I believe, however, that there is more to this relationship. The mentor and student relationship lies in what I have described as a passion and drive to succeed. And while this is not always a negative thing, it does open up the possibility for negative consequences. It is passion and drive that ultimately draws a student towards his mentor, as it does for Andrew Neiman. But in Whiplash, we don’t truly see the draw for the mentor. We do hear Fletcher’s motto to create artists, but not much more.

I argue that a mentor and more specifically Fletcher’s desire to mentor, whether it be a positive or negative form of mentorship, is driven by a similar narrative of success. But it is not merely a drive for the student to succeed. However, by the student achieving success, the mentor finds success for himself. Fletcher does not want to create artists for the utilitarian end goal of a flourishing jazz industry. It is instead a selfish desire. We cannot view the mentor and student relationship as one where the mentor gives his knowledge out of selfless love, but instead of a business relationship where each participant receives compensation.

But it is this symbiotic partnership that ultimately creates the opportunity for abuse.
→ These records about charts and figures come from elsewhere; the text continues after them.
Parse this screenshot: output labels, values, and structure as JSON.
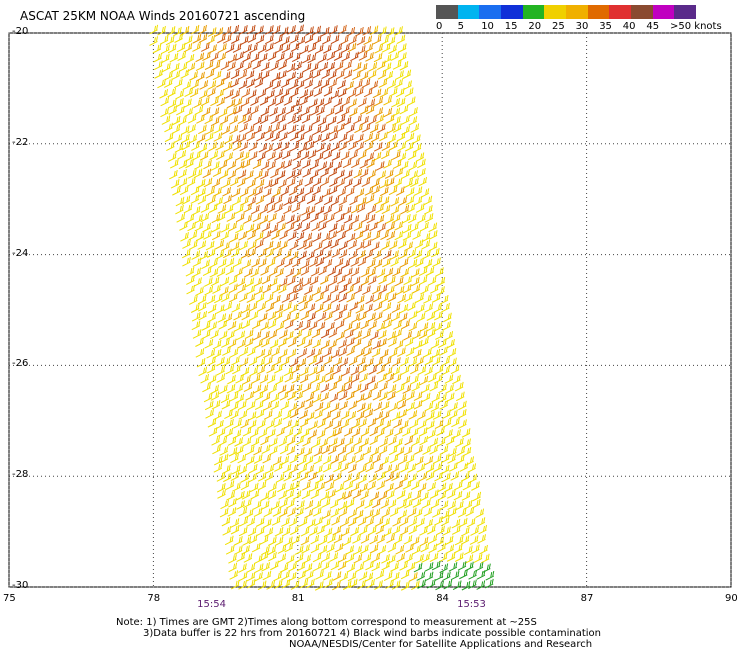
{
  "title": "ASCAT 25KM NOAA Winds 20160721 ascending",
  "legend": {
    "labels": [
      "0",
      "5",
      "10",
      "15",
      "20",
      "25",
      "30",
      "35",
      "40",
      "45",
      ">50 knots"
    ],
    "colors": [
      "#555555",
      "#00b4f0",
      "#1a6ef0",
      "#1030d8",
      "#22b422",
      "#f0d000",
      "#f0b000",
      "#e06a00",
      "#e03030",
      "#8a4a30",
      "#c000c0",
      "#5a2a8a"
    ]
  },
  "map": {
    "lon_range": [
      75,
      90
    ],
    "lat_range": [
      -30,
      -20
    ],
    "lon_ticks": [
      "75",
      "78",
      "81",
      "84",
      "87",
      "90"
    ],
    "lat_ticks": [
      "-20",
      "-22",
      "-24",
      "-26",
      "-28",
      "-30"
    ],
    "grid": "dotted",
    "swath_corners_lonlat": [
      [
        78.0,
        -20.0
      ],
      [
        83.1,
        -20.0
      ],
      [
        85.0,
        -30.0
      ],
      [
        79.7,
        -30.0
      ]
    ],
    "time_labels": [
      {
        "text": "15:54",
        "lon": 79.2
      },
      {
        "text": "15:53",
        "lon": 84.6
      }
    ]
  },
  "notes": [
    "Note: 1) Times are GMT 2)Times along bottom correspond to measurement at ~25S",
    "3)Data buffer is 22 hrs from 20160721 4) Black wind barbs indicate possible contamination",
    "NOAA/NESDIS/Center for Satellite Applications and Research"
  ]
}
With our American view of success, we both crave and feed these mentor and student relationships, and ultimately allow them to become a negative influence rather than a positive one. What we define as success has become so high that we will even permit abuse in order to achieve our ends. Both Fletcher and Neiman buy into this idea, and many others in real life do as well. But with this idea of success, we will only continue to allow mentorship to become abuse.